Farro is King A few weeks ago, I wrote about including more whole grains in our diets.  I have come to really enjoy the nutty taste of farrow as a new grain in my diet.  This week I must share...

Farro is King
Farro is King

A few weeks ago, I wrote about including more whole grains in our diets.  I have come to really enjoy the nutty taste of farrow as a new grain in my diet.  This week I must share a recipe that adds meat to the ingredients but this was crowd tested and very good.

As always, I would suggest creating the farrow or any whole grain with homemade or a low-sodium stock.  It is a lesson about layering flavors.  Here is the link to earlier blog on Stock.

Homemade Vegetable Stock

Ingredients:

Full gallon freezer bag loaded with vegetable discards.  My bag this week included:  ribs of kale, carrot and zucchini ends after a shredding project, onion skins and bruised onion skins, very small garlic cloves, celery leaves, asparagus tips and mushroom stems.

Directions:

  1. Cover these frozen vegetable discards with 5 cups of water.
  2. Season this with salt and pepper to your taste.
  3. Bring to a simmer on the stove in a Dutch oven for about 35 minutes.
  4. Strain off the golden liquid and use as your homemade stock.

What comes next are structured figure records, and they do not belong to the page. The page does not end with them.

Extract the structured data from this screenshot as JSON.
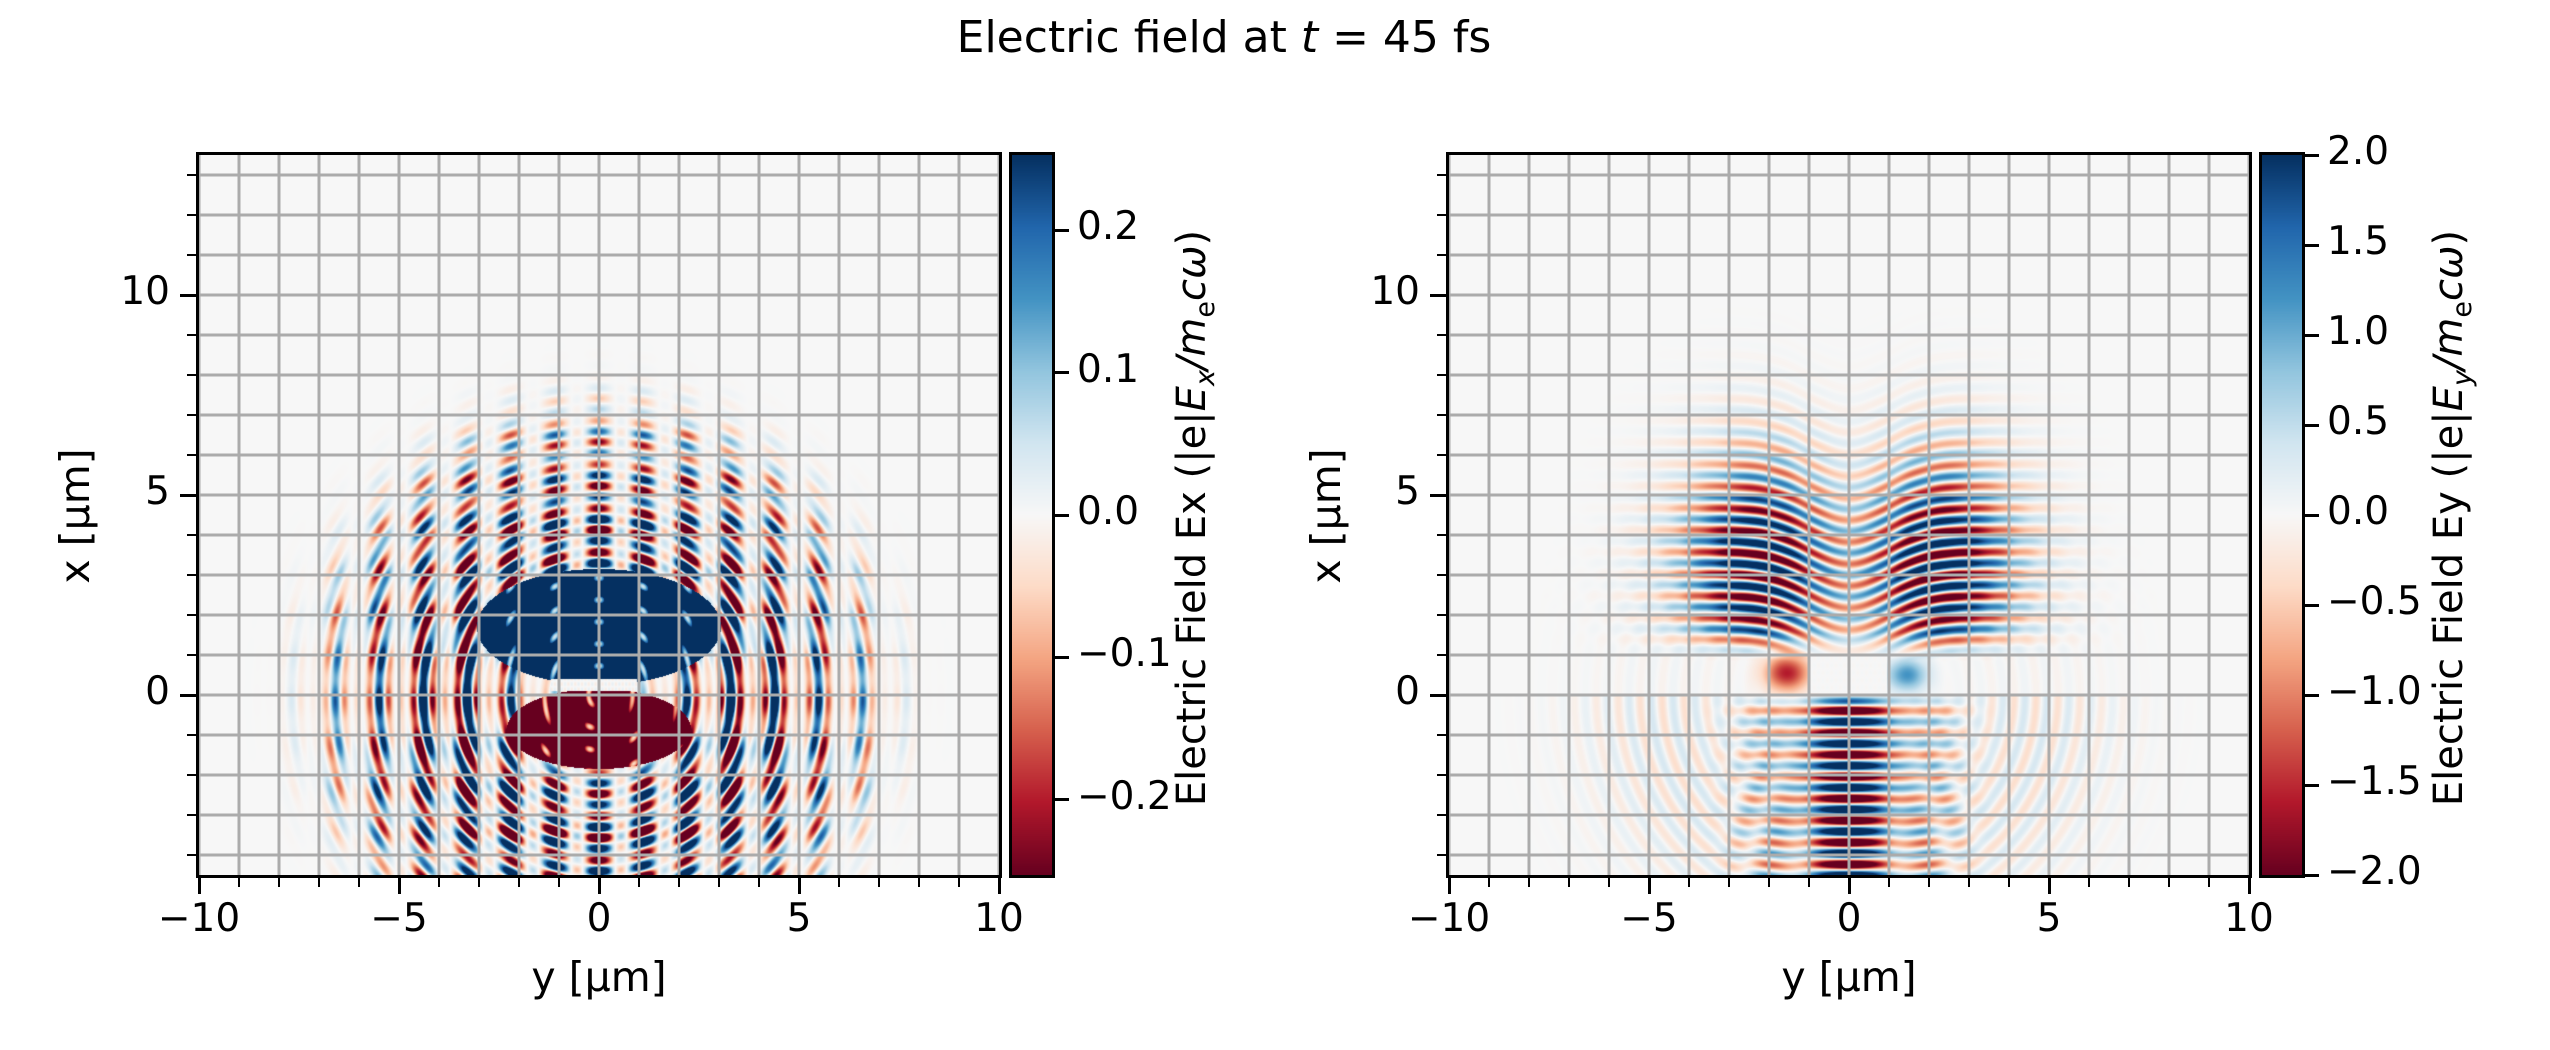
{
  "title": {
    "pre": "Electric field at ",
    "t_var": "t",
    "post": " = 45 fs"
  },
  "colormap_name": "RdBu",
  "colormap": [
    "#67001f",
    "#b2182b",
    "#d6604d",
    "#f4a582",
    "#fddbc7",
    "#f7f7f7",
    "#d1e5f0",
    "#92c5de",
    "#4393c3",
    "#2166ac",
    "#053061"
  ],
  "chart_data": [
    {
      "type": "heatmap",
      "field_name": "Ex",
      "xlabel": "y [μm]",
      "ylabel": "x [μm]",
      "xlim": [
        -10,
        10
      ],
      "ylim": [
        -4.5,
        13.5
      ],
      "x_ticks": {
        "values": [
          -10,
          -5,
          0,
          5,
          10
        ],
        "labels": [
          "−10",
          "−5",
          "0",
          "5",
          "10"
        ]
      },
      "y_ticks": {
        "values": [
          0,
          5,
          10
        ],
        "labels": [
          "0",
          "5",
          "10"
        ]
      },
      "minor_tick_step_um": 1,
      "grid_step_um": 1,
      "vmin": -0.253,
      "vmax": 0.253,
      "colorbar": {
        "ticks": {
          "values": [
            0.2,
            0.1,
            0.0,
            -0.1,
            -0.2
          ],
          "labels": [
            "0.2",
            "0.1",
            "0.0",
            "−0.1",
            "−0.2"
          ]
        },
        "label": {
          "pre": "Electric Field Ex (|e|",
          "E": "E",
          "Esub": "x",
          "mid": "/m",
          "msub": "e",
          "tail": "cω",
          "close": ")"
        }
      },
      "model": {
        "kind": "scattered-rings",
        "wavelength_um": 0.55,
        "ring_center_um": [
          0,
          0
        ],
        "ring_peak_radius_um": 3.6,
        "ring_sigma_um": 2.0,
        "outer_ring_radius_um": 6.3,
        "outer_ring_sigma_um": 1.05,
        "dash_period_um": 1.1,
        "core_blue": {
          "cx": 1.7,
          "rx": 1.45,
          "ry": 3.05,
          "level": 0.45
        },
        "core_red": {
          "cx": -0.85,
          "rx": 1.0,
          "ry": 2.3,
          "level": -0.45
        },
        "white_strip": {
          "x0": 0.1,
          "x1": 0.4,
          "y0": -1.2,
          "y1": 0.95
        }
      }
    },
    {
      "type": "heatmap",
      "field_name": "Ey",
      "xlabel": "y [μm]",
      "ylabel": "x [μm]",
      "xlim": [
        -10,
        10
      ],
      "ylim": [
        -4.5,
        13.5
      ],
      "x_ticks": {
        "values": [
          -10,
          -5,
          0,
          5,
          10
        ],
        "labels": [
          "−10",
          "−5",
          "0",
          "5",
          "10"
        ]
      },
      "y_ticks": {
        "values": [
          0,
          5,
          10
        ],
        "labels": [
          "0",
          "5",
          "10"
        ]
      },
      "minor_tick_step_um": 1,
      "grid_step_um": 1,
      "vmin": -2.0,
      "vmax": 2.0,
      "colorbar": {
        "ticks": {
          "values": [
            2.0,
            1.5,
            1.0,
            0.5,
            0.0,
            -0.5,
            -1.0,
            -1.5,
            -2.0
          ],
          "labels": [
            "2.0",
            "1.5",
            "1.0",
            "0.5",
            "0.0",
            "−0.5",
            "−1.0",
            "−1.5",
            "−2.0"
          ]
        },
        "label": {
          "pre": "Electric Field Ey (|e|",
          "E": "E",
          "Esub": "y",
          "mid": "/m",
          "msub": "e",
          "tail": "cω",
          "close": ")"
        }
      },
      "model": {
        "kind": "beam-and-lobes",
        "wavelength_um": 0.55,
        "beam_width_um": 1.05,
        "beam_amp": 3.2,
        "lobe_center_y_um": 2.15,
        "lobe_sigma_um": 1.55,
        "lobe_amp": 2.7,
        "lobe_peak_x_um": 3.2,
        "bend_um": 0.85,
        "ring_radius_um": 4.6,
        "ring_sigma_um": 2.1,
        "ring_amp": 0.34,
        "white_box": {
          "x0": 0.05,
          "x1": 1.0,
          "y0": -1.0,
          "y1": 0.95
        }
      }
    }
  ]
}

Farro with Sausage and Apples

Sausage and Apples
Sausage and Apples

Ingredients:

  • 2 cups of Farro, prepared in 4 cups of stock
  • 4 links of sausage,  this can be Italian pork sausage , or a chicken sausage, remove casings
  • 2 -3 onions, chopped
  • 2 – 3 cloves garlic, minced
  • 1 – 2 apples, chopped small
  • Salt and pepper
  • Chili flakes
  • 1 tablespoon butter if needed

Directions:

  1. Prepare the farro and set aside.
  2. In a large skillet, fry the sausage and stir until browned.  About 5 – 7 minutes.
  3. Remove the sausage and set aside.
  4. If there are sausage drippings, there will be no need to add butter.  If the sausage is very lean, you will want to add 1 tablespoon of butter to sauté the onions.
  5. Saute the onions and apples for 5 – 7 minutes until tender.
  6. Add in the minced garlic and cook another 2 – 3 minutes.  Careful not to burn the garlic.
  7. When the apples and vegetables are cooked, add back in the sausage to warm and then also add in the farro.
  8. Season with salt and pepper and chili flakes. Start with about ¼ teaspoon of chili flakes and then check your seasonings.
  9. Serve warm.
  10. Great hearty side dish with a big green salad.

Farro with Mediterannean Seasonings - a Vegetarian Alternative

Farro with Mediterannean Seasonings
Farro with Mediterannean Seasonings

Ingredients:

  • 2 cups of Farro, prepared in 4 cups of stock
  • 2 -3 onions, chopped
  • 2 – 3 cloves garlic, minced
  • 8 ounce jar of sundried tomatoes packed in oil, drain but reserve the oil for the sauté
  • 1 pint cherry tomatoes, slices in half
  • 15 ounce can black olives
  • Salt and pepper
  • 1 -2 teaspoons Italian seasoning
  • Chili flakes

** I might add some Roasted Peppers too if there were some in the pantry,

Directions:

  1. Prepare the farro and set aside.
  2. Saute the onions in about 2 tablespoons of the oil from the sundried tomatoes.
  3. Add in the minced garlic and cook another 2 – 3 minutes.  Careful not to burn the garlic.
  4. Add in the sundried tomatoes with the oil drained.
  5. Add in the farro and warm.
  6. Add the olives and fresh tomatoes last.
  7. Season with salt and pepper, Italian seasoning and chili flakes. Start with about ¼ teaspoon of chili flakes and then check your seasonings.
  8. Serve warm.

Farro is still king for me!

What is your favorite preparation of Farro or any of the healthy grains?